The grant will mean $792,000 in funding over the next five years, to finance an after-school program for students. The program, which began shortly after school started, was popular immediately. Out of 680 students, 520 (more than 75 percent) signed up.
“We were overwhelmed at the response,” Archer says. “It’s obviously something that parents were more than ready for. It keeps our kids safe, because they’re not latchkey kids. We provide them a snack, they’re learning and doing fun things, and it’s all completely free.”
The classes, which include both academic and enrichment subjects, offer everything from math tutoring to sports to choir lessons. They’re taught by teachers who are paid through the grant for the extra hours worked.
“The first thing we did was survey our staff, to see where the talents were,” Archer says. “Someone knew African dance, so we made that a class. Another knew how to play chess, so we offer that.”
The school’s two community partners, Dallas Park and Recreation and the Junior Players, will teach additional classes.

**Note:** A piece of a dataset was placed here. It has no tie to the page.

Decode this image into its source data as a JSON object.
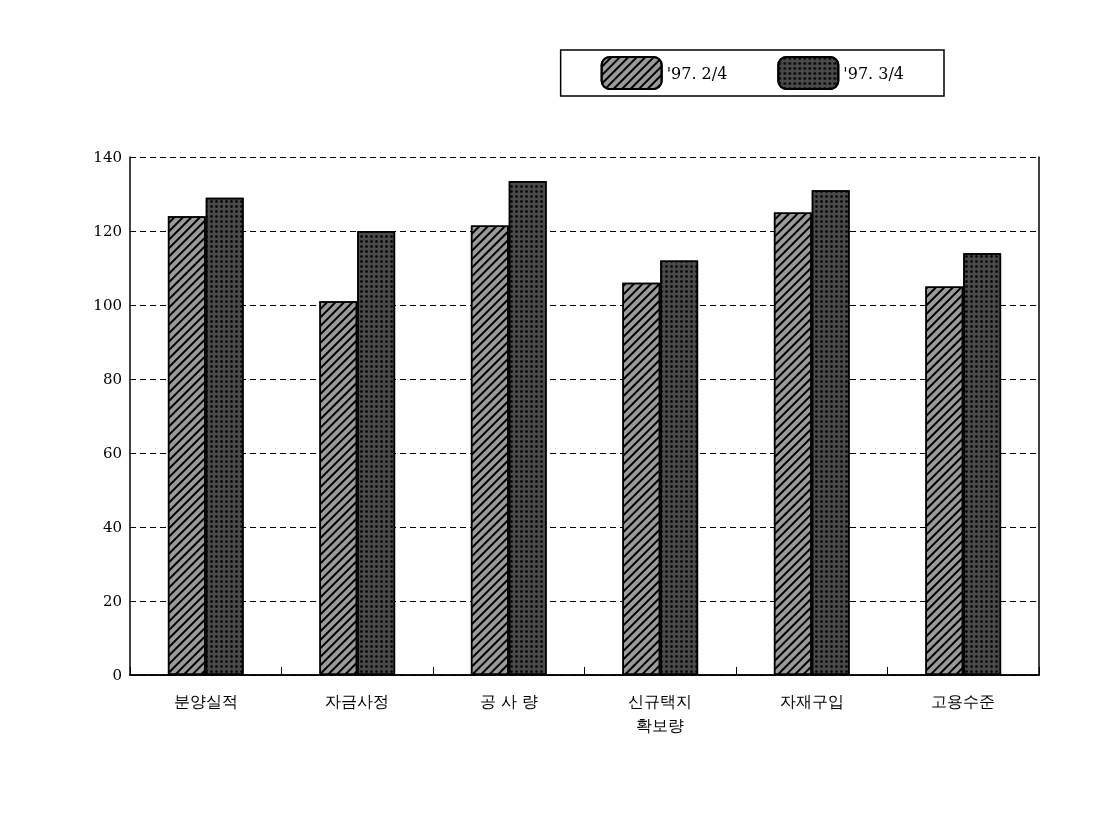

“They will bring their own employees to teach ballet, cheerleading, drama and other classes,” she says.
Parents like the program because it allows them free, safe childcare every day. Teachers like it because it’s a fun way for them to make some extra money. The kids are also happy.
“They love it,” Archer says. “I thought they’d be tired at the end of the day, but they’re very excited to get to the classes.”
“I’m thrilled,” she says. “I think it’s just all coming together now. We’ve been planting seeds for the last couple of years, and we’re seeing all the great things growing now.”